Inexpensive testing strategies that provide near real-time results are critical for stopping the spread of coronavirus in communities and getting people back to workplaces and schools. Current testing strategies (namely the diagnostic, polymerase chain reaction (PCR) tests) do not accomplish this goal. Though useful for confirming the presence of SARS-CoV-2, PCR testing has been characterized by prohibitive costs and slow turnaround times, which hampers a timely public health response and thus, limits our ability to slow the rate of infection in our communities.

Rapid diagnostic testing (RDT) platforms exist, both molecular and antigen based; however, due to manufacturing constraints these devices are not yet readily available on a large scale to patients outside of Indian health services, remote clinics and nursing home facilities where these devices have been prioritized. If more readily available, these devices could be widely deployed to pharmacies with a CLIA waiver to make testing more widely available with more immediate results. 93% of Americans live within 5 miles of a pharmacy so this would provide the ideal access points for mass testing needs. These same devices could also perform rapid flu and strep testing, which would help to better pinpoint the type of outbreak occurring as we approach the cold and flu season with overlapping coronavirus.

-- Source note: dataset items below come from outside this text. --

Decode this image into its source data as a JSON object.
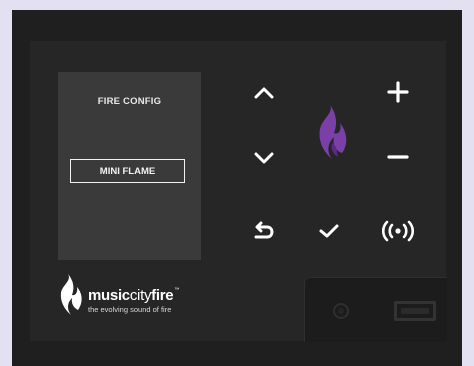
{
  "screen": {
    "title": "FIRE CONFIG",
    "selected_option": "MINI FLAME"
  },
  "controls": {
    "up": "chevron-up-icon",
    "down": "chevron-down-icon",
    "plus": "plus-icon",
    "minus": "minus-icon",
    "back": "return-arrow-icon",
    "confirm": "checkmark-icon",
    "wireless": "wireless-broadcast-icon"
  },
  "brand": {
    "name_part1": "music",
    "name_part2": "city",
    "name_part3": "fire",
    "trademark": "™",
    "tagline": "the evolving sound of fire"
  },
  "colors": {
    "background": "#e3e1f1",
    "device_body": "#1f1f1f",
    "faceplate": "#262626",
    "screen": "#3a3a3a",
    "flame_purple": "#7b3fa8",
    "icon_white": "#ffffff"
  }
}
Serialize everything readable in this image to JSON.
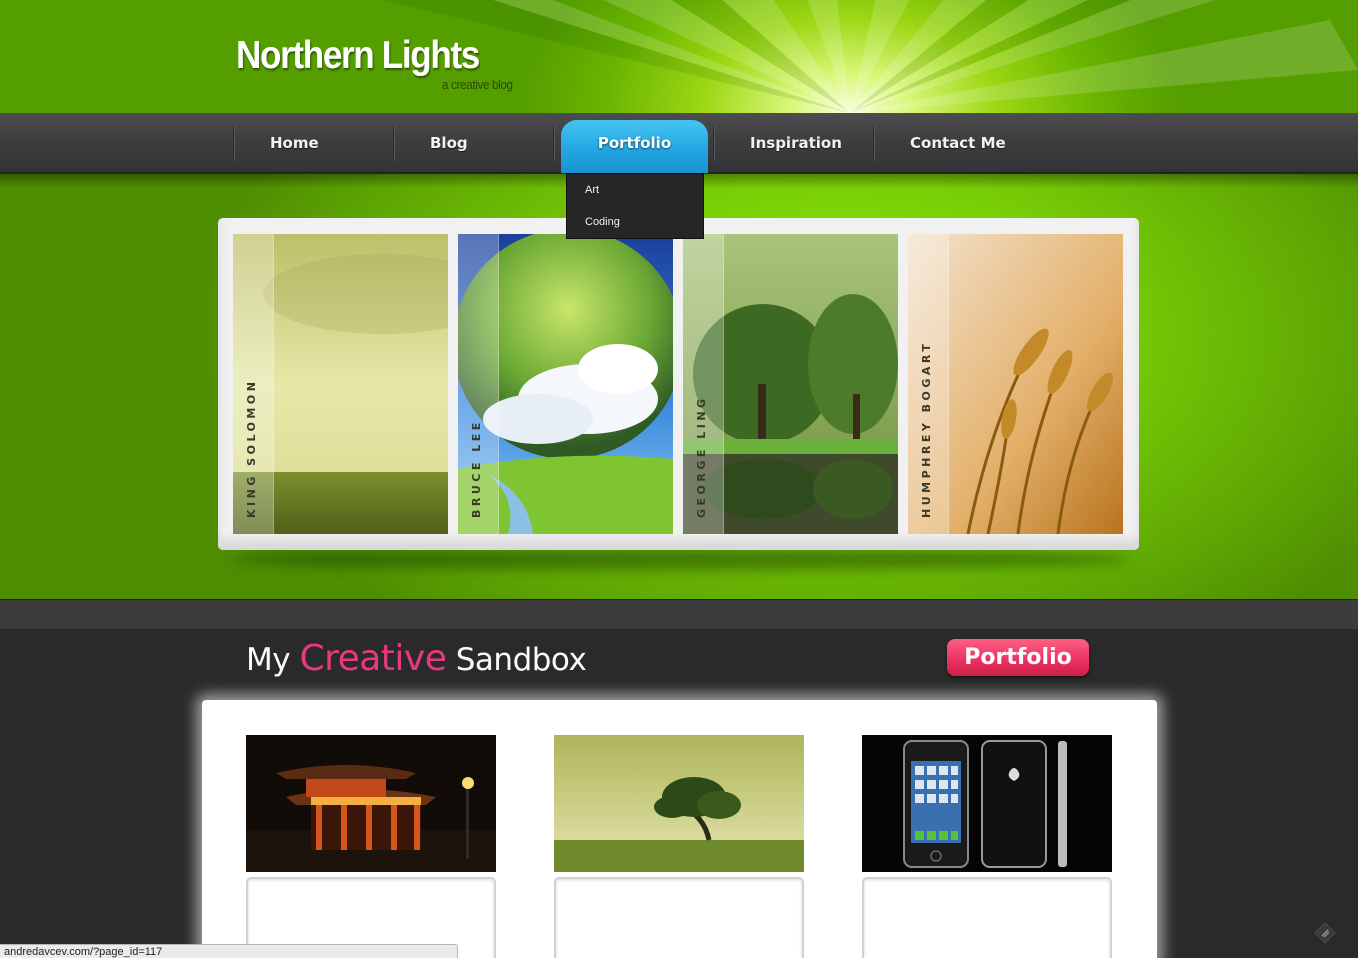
{
  "header": {
    "site_title": "Northern Lights",
    "tagline": "a creative blog"
  },
  "nav": {
    "items": [
      {
        "label": "Home"
      },
      {
        "label": "Blog"
      },
      {
        "label": "Portfolio",
        "active": true
      },
      {
        "label": "Inspiration"
      },
      {
        "label": "Contact Me"
      }
    ],
    "dropdown": [
      {
        "label": "Art"
      },
      {
        "label": "Coding"
      }
    ]
  },
  "slider": {
    "slides": [
      {
        "caption": "KING SOLOMON",
        "image": "meadow-haze-image"
      },
      {
        "caption": "BRUCE LEE",
        "image": "planet-landscape-image"
      },
      {
        "caption": "GEORGE LING",
        "image": "forest-lake-image"
      },
      {
        "caption": "HUMPHREY BOGART",
        "image": "wheat-field-image"
      }
    ]
  },
  "sandbox": {
    "title_prefix": "My",
    "title_accent": "Creative",
    "title_suffix": "Sandbox",
    "button_label": "Portfolio",
    "thumbnails": [
      {
        "image": "pagoda-night-image"
      },
      {
        "image": "windswept-tree-image"
      },
      {
        "image": "iphone-product-image"
      }
    ]
  },
  "status_bar": {
    "url": "andredavcev.com/?page_id=117"
  },
  "colors": {
    "header_green": "#69b400",
    "nav_dark": "#3e3e40",
    "nav_active_blue": "#23a6e3",
    "accent_pink": "#e8397e",
    "button_pink": "#e8305e",
    "page_dark": "#2a2a2b"
  }
}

Frequent, widespread usage of inexpensive antigen tests (which measure viral proteins rather than the genetic material) could help solve this problem. Distinct from rapid diagnostic testing, these point-of-care, self-administered antigen tests are to be used as a public health screening measure rather than a clinical diagnostic tool. Because of lower sensitivity (their inability to detect very low viral load—i.e. the concentration of viral particles in a sample), their principal utility lies in their ability to identify individuals most likely to be infectious to others so they can be isolated and drive down community spread of the virus. Discussed at length by experts in the publications below, these novel testing strategies could be the key to slowing the spread of SARS-CoV-2.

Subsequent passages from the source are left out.